Hi
Can you please explain you I.D please.
You're asking me if I'm sure or how I know what it is?
Yes, I'm sure.
Most experienced Australian herpers could just take a glance at this picture and recognise it without thinking about diagnostic features, much like most people don't really think about any particular diagnostic features when identifying a picture as a bird or dog or fish. The colour/pattern would immediately tell you it's somewhere on the east coast, or maybe somewhere else in northern QLD, but we were given the location anyway.

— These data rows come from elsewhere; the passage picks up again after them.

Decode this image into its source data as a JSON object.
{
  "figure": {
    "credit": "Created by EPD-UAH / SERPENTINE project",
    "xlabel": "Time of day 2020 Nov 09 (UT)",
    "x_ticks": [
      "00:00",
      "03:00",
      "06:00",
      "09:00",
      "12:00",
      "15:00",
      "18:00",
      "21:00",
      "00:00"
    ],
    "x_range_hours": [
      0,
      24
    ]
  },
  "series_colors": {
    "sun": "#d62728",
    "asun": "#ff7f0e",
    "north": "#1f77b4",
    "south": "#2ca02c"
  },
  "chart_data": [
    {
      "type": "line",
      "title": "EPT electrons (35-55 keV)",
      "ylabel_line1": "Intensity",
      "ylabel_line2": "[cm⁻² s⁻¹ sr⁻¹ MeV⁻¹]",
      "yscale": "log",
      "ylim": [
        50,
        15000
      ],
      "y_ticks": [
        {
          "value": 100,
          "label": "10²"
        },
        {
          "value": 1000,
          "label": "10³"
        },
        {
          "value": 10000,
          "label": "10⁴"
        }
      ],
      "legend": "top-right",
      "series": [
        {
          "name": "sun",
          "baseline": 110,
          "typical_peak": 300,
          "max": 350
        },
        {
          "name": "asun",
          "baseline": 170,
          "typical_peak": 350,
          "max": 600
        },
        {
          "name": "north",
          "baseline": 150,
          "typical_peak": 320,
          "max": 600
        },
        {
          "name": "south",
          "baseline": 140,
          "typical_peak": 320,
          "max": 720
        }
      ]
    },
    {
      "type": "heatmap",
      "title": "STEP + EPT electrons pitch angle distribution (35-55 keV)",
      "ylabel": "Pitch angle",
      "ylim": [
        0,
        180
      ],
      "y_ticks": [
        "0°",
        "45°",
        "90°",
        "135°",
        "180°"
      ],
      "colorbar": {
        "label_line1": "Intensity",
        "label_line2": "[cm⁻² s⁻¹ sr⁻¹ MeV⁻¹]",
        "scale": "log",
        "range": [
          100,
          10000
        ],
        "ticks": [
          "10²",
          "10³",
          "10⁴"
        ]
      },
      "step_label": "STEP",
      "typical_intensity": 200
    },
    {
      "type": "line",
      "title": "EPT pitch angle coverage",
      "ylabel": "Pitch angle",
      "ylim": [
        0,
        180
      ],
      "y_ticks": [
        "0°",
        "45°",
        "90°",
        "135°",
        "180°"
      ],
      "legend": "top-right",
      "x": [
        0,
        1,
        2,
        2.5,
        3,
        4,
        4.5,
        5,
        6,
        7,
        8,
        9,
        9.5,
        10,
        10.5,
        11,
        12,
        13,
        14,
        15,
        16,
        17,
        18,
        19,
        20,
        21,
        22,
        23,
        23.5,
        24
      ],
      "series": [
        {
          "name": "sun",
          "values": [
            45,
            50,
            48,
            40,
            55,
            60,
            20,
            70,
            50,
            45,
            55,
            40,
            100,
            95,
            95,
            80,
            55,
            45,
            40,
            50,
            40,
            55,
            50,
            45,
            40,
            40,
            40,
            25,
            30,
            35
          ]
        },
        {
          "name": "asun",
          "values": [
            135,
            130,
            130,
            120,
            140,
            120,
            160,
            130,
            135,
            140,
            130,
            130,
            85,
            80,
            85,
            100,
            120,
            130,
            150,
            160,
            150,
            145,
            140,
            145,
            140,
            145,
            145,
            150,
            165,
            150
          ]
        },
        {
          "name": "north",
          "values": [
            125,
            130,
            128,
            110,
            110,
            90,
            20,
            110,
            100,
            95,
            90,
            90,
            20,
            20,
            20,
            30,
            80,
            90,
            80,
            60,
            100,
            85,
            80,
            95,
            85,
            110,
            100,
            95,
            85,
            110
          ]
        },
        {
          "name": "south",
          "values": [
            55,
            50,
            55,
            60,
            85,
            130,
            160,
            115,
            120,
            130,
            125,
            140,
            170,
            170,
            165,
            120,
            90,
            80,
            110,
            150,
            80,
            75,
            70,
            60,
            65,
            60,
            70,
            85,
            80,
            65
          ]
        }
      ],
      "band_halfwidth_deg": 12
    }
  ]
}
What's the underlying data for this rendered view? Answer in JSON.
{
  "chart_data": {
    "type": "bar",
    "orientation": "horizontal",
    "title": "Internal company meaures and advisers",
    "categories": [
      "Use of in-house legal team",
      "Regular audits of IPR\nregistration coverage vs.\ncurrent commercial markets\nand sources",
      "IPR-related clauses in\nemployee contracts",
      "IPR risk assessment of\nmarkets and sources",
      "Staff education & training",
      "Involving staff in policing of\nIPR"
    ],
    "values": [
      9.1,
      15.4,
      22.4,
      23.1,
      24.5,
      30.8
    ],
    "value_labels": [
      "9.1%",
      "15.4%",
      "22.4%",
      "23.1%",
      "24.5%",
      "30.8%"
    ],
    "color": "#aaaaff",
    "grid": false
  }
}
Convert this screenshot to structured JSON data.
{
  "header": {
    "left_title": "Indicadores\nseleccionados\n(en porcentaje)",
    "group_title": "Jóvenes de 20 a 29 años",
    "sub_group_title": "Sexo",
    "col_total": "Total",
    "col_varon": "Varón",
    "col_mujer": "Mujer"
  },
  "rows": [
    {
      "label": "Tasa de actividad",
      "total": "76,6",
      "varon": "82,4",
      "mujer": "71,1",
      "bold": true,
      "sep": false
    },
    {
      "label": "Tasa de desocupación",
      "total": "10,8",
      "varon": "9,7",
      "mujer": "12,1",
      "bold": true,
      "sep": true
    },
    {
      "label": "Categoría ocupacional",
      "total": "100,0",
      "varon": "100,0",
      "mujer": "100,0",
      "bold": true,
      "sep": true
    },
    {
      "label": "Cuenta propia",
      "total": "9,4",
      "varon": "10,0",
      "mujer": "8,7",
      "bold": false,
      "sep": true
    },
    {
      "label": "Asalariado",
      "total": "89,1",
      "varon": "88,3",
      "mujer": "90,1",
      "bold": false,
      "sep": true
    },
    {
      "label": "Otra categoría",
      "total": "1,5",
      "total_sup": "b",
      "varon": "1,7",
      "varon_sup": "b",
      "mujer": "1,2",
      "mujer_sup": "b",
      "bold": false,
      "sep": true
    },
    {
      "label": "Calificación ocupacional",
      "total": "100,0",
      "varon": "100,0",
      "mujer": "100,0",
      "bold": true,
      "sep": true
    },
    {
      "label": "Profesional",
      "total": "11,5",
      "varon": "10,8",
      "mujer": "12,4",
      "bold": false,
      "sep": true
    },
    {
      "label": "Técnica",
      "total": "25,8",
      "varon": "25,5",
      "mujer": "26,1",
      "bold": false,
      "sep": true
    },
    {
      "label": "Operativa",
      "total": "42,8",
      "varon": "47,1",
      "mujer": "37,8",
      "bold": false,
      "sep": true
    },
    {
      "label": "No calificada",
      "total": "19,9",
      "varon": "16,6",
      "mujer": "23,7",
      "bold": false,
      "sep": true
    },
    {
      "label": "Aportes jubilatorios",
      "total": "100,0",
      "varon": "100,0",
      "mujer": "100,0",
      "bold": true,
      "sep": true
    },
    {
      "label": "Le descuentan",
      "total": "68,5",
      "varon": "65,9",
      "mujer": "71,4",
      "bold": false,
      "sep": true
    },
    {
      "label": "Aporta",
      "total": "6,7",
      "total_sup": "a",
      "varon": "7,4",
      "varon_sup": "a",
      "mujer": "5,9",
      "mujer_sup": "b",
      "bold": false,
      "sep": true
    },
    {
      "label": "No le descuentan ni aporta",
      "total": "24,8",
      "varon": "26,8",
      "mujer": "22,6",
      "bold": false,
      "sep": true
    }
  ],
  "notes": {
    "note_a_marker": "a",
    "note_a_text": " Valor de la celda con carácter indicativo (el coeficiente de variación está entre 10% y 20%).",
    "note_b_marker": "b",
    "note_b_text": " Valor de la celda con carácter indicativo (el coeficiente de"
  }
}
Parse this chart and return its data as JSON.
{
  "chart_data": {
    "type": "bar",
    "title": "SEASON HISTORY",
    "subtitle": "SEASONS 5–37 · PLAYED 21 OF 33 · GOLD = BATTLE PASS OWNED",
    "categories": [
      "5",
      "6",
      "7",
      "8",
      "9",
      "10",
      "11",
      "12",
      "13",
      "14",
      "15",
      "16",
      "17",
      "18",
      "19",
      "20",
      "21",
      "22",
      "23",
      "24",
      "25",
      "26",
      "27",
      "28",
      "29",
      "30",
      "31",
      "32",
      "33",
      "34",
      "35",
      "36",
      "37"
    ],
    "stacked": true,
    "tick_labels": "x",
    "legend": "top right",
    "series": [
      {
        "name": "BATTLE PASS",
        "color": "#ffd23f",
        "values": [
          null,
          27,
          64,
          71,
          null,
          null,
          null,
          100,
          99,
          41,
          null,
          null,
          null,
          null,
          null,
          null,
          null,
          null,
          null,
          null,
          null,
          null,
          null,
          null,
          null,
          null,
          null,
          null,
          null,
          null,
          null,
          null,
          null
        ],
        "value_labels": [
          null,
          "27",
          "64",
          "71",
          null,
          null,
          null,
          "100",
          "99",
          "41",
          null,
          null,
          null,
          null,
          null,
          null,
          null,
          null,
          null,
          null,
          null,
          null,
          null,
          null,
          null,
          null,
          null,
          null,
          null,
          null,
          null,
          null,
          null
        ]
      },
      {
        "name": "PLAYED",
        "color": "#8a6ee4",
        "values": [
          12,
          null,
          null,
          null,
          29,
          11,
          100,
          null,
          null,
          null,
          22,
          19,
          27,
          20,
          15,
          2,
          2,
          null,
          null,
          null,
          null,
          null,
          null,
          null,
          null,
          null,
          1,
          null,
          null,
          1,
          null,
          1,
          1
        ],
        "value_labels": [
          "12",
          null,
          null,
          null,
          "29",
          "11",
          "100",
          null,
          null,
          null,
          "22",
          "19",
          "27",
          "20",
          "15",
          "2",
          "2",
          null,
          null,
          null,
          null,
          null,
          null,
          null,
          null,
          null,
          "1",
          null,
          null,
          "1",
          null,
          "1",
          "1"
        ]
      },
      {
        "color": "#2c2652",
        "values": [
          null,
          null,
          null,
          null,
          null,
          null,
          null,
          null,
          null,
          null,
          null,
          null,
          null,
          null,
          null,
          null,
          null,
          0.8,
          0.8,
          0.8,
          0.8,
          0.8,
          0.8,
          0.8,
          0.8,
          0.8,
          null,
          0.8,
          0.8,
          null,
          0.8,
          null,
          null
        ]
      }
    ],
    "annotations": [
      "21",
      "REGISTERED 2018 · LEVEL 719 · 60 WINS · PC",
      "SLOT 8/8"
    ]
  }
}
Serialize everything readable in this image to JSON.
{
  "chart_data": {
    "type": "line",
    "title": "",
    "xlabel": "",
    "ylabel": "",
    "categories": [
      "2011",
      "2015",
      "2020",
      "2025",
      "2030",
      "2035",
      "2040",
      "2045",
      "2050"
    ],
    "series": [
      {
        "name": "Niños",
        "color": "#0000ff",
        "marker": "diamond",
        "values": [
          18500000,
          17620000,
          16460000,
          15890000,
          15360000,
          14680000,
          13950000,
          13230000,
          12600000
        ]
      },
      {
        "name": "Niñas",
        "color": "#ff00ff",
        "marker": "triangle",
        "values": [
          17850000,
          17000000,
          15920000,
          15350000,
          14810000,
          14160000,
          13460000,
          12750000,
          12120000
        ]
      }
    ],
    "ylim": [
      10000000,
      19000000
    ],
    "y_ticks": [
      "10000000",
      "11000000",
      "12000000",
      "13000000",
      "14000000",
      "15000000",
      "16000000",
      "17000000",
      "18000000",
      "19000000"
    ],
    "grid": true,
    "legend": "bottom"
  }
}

Some diagnostic features are the lateral body compression, scale count with enlarged dorsal row (we don't have anything else similar in Australia), the scale shape and overlap, the colour pattern isn't reliably diagnostic but immediately tells you what it probably is and everything else confirms it (I didn't think it through like this, I just immediately recognised it because I'm familiar with them, but if I stop to think about it I can see these things, just as you would describe a fish to someone who had never before seen a fish).
The scales are radically different from any python. Pythons all have much higher scale counts. An elapid would have a very different body shape (not are laterally compressed like this) and the scales would overlap more like roof tiles rather than a tesselation/mosaic arrangement as we see on this Boiga. The shape of the scales on the dorsal row are very distinctive. Australia has very few colubrids and no others are anything like this. Even by simply ruling out elapids and pythons you're left with only three species of colubrids to work with and it's clearly not a Dendrelaphis or Tropidonophis, leaving only one option.
And yes, to any pedants, I left out blindsnakes. Deliberately.